3 kat diye bir kural yoktur, ancak kabaca maliyetin 3 katına satmanın size zarar ettirmeyeceğini söyleyebiliriz. Maliyetin 10 katına yemek satan ve her daim tıklım tıklım olan restoranlar da var tabii.

Porsiyon: Büyük restoran zincirlerinin başarılı olmasındaki temel nedenlerden biri porsiyon kontrolünü iyi yapmalarıdır. O restoranda çalışan aşçılar, bir yemeğe ne kadar un, ne kadar tuz konacağını çok iyi bilirler. Örneğin karides tavada 6 karides olur. Ne 5 karides ne de 7 karides.

Porsiyonu kontrol etmek için her şeyi ölçüsüne ve kuralına göre yapmak gerekir. Tavuk, et, balık, sebze-meyve tartılmalı ve her porsiyona aynı oranda eklenmelidir.

Porsiyon yönetimi için uygulayabileceğiniz bir yöntem de mal tedarikçisinden önceden-porsiyona ayrılmış mal almaktır. Yani balıkçıdan her biri 200 gram olan 20 kilo balık fileto alabilirsiniz.

Menüyü Dengelemek: Gıda fiyatları zaman zaman çeşitli nedenlerle dalgalanır. Bir kilo domates şu an 20 liraysa bir ay sonra 60 lira olabilir. Bu nedenle menüyü sürekli değiştirmek yerine dalgalanmaya daha eğilimli pahalı ürünleri, fiyatı daha sabit seyreden ürünlerle dengeleyebilirsiniz.

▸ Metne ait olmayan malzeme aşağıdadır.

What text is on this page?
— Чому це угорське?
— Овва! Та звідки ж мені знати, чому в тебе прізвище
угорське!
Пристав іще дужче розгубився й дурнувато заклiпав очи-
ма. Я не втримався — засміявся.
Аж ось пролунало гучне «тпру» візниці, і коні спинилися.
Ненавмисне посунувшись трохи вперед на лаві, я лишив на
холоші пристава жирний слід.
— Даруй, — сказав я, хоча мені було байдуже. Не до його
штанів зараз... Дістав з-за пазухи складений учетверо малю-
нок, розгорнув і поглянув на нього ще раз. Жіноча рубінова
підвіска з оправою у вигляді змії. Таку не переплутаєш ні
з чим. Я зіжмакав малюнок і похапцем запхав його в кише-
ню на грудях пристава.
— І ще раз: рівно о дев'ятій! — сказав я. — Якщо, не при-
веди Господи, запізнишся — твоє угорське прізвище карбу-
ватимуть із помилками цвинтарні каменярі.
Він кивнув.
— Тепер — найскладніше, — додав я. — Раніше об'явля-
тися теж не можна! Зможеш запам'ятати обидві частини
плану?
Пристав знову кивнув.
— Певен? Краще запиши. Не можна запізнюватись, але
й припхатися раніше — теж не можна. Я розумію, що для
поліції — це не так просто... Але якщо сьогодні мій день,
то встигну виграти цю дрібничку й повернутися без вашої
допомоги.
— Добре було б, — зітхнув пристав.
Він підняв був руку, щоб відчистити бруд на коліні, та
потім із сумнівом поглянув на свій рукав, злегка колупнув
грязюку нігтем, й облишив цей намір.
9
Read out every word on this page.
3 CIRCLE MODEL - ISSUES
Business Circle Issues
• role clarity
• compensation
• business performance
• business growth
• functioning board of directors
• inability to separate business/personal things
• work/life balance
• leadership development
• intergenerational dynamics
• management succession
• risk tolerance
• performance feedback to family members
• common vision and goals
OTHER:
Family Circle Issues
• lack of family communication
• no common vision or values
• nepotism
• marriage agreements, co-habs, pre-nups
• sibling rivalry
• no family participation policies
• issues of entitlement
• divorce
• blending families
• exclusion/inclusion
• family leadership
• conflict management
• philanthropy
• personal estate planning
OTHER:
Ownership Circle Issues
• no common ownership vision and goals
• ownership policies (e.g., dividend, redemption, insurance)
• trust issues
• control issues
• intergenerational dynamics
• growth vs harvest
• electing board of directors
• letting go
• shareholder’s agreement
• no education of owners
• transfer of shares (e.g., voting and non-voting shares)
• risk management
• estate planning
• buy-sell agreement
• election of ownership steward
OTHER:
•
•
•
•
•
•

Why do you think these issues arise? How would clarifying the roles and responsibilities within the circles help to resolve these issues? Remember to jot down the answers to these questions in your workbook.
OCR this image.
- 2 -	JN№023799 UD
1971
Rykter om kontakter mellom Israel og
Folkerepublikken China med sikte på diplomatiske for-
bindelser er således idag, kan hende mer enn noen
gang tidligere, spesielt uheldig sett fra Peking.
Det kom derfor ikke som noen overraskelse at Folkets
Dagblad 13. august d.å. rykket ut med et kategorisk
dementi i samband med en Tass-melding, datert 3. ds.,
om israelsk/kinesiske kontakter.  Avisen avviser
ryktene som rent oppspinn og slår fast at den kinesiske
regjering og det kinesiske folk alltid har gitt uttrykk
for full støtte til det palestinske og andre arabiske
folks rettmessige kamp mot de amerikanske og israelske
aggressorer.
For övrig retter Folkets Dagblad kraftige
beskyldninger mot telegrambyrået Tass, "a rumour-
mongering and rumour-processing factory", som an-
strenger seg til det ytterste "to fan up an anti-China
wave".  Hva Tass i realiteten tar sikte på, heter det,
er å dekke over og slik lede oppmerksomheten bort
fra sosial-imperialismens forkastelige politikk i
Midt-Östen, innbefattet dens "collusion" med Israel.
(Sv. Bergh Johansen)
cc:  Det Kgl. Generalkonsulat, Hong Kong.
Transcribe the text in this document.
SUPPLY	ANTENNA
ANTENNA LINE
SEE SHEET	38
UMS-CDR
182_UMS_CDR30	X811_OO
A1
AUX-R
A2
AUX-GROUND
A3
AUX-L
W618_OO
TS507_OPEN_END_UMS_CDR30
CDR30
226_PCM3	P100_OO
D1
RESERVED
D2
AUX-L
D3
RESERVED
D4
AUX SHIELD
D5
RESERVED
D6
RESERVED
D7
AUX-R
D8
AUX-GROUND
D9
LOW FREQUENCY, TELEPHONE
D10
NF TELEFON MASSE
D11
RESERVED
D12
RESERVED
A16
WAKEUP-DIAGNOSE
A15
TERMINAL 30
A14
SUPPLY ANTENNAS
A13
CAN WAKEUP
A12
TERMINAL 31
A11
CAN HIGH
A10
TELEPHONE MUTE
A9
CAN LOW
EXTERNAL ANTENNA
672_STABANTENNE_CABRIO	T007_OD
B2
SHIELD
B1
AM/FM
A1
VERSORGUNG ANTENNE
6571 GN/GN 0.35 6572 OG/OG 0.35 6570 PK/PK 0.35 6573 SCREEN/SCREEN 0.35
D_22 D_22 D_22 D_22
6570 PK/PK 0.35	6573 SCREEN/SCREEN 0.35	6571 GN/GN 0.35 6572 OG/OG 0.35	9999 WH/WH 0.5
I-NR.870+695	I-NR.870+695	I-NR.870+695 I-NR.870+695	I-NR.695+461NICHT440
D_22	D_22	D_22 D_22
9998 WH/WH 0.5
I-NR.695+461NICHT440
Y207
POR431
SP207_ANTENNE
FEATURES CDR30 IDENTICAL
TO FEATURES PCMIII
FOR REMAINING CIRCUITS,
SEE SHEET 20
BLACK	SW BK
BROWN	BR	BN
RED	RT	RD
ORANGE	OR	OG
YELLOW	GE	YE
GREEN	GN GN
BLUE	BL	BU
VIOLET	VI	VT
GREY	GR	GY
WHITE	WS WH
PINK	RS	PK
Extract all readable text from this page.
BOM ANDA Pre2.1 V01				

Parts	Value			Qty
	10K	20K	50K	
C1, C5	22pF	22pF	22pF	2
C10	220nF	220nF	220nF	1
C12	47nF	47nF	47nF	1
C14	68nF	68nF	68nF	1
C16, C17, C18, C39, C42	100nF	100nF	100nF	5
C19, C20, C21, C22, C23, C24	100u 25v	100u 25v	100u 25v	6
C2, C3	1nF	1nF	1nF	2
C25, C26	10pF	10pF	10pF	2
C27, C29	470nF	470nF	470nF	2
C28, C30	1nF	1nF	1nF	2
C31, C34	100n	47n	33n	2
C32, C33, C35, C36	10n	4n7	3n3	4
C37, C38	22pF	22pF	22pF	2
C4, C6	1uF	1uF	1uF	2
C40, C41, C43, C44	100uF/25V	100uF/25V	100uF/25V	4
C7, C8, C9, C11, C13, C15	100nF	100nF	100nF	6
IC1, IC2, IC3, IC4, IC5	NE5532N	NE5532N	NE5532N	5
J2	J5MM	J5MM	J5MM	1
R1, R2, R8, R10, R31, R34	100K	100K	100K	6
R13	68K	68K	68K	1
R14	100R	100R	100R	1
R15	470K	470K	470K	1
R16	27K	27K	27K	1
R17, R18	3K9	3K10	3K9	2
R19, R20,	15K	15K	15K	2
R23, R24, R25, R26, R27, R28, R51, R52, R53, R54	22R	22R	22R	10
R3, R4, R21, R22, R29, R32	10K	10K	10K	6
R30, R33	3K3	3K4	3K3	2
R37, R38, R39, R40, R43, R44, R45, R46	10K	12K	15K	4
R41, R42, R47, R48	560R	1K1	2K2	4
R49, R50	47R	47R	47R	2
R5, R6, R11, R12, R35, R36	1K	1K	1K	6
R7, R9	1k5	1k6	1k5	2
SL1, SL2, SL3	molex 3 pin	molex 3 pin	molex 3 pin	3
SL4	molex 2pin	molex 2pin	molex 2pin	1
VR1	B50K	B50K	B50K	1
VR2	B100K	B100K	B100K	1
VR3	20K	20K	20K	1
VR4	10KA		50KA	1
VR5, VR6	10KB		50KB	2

Menüdeki fiyatların optimal olması, maliyeti düşürür ve satışları artırır. Porsiyon kontrolü, gıda maliyeti ve fiyat dalgalanmasını anladıktan sonra hem sizi hem de müşteriyi memnun eden bir menü oluşturabilirsiniz.

Mutlaka okuyun: Restoran Menüsü Nasıl Hazırlanır?

Mutlaka okuyun: Doğru Fiyatlandırma Nasıl Yapılır?


10- Personel Alın

restorana personel almak

İyi eğitimli ve profesyonel ekip üyeleri, işletmenizin başarısında kilit role sahiptir. Leziz bir yemek dahi, kötü bir çalışan yüzünden tüm cazibesini yitirebilir.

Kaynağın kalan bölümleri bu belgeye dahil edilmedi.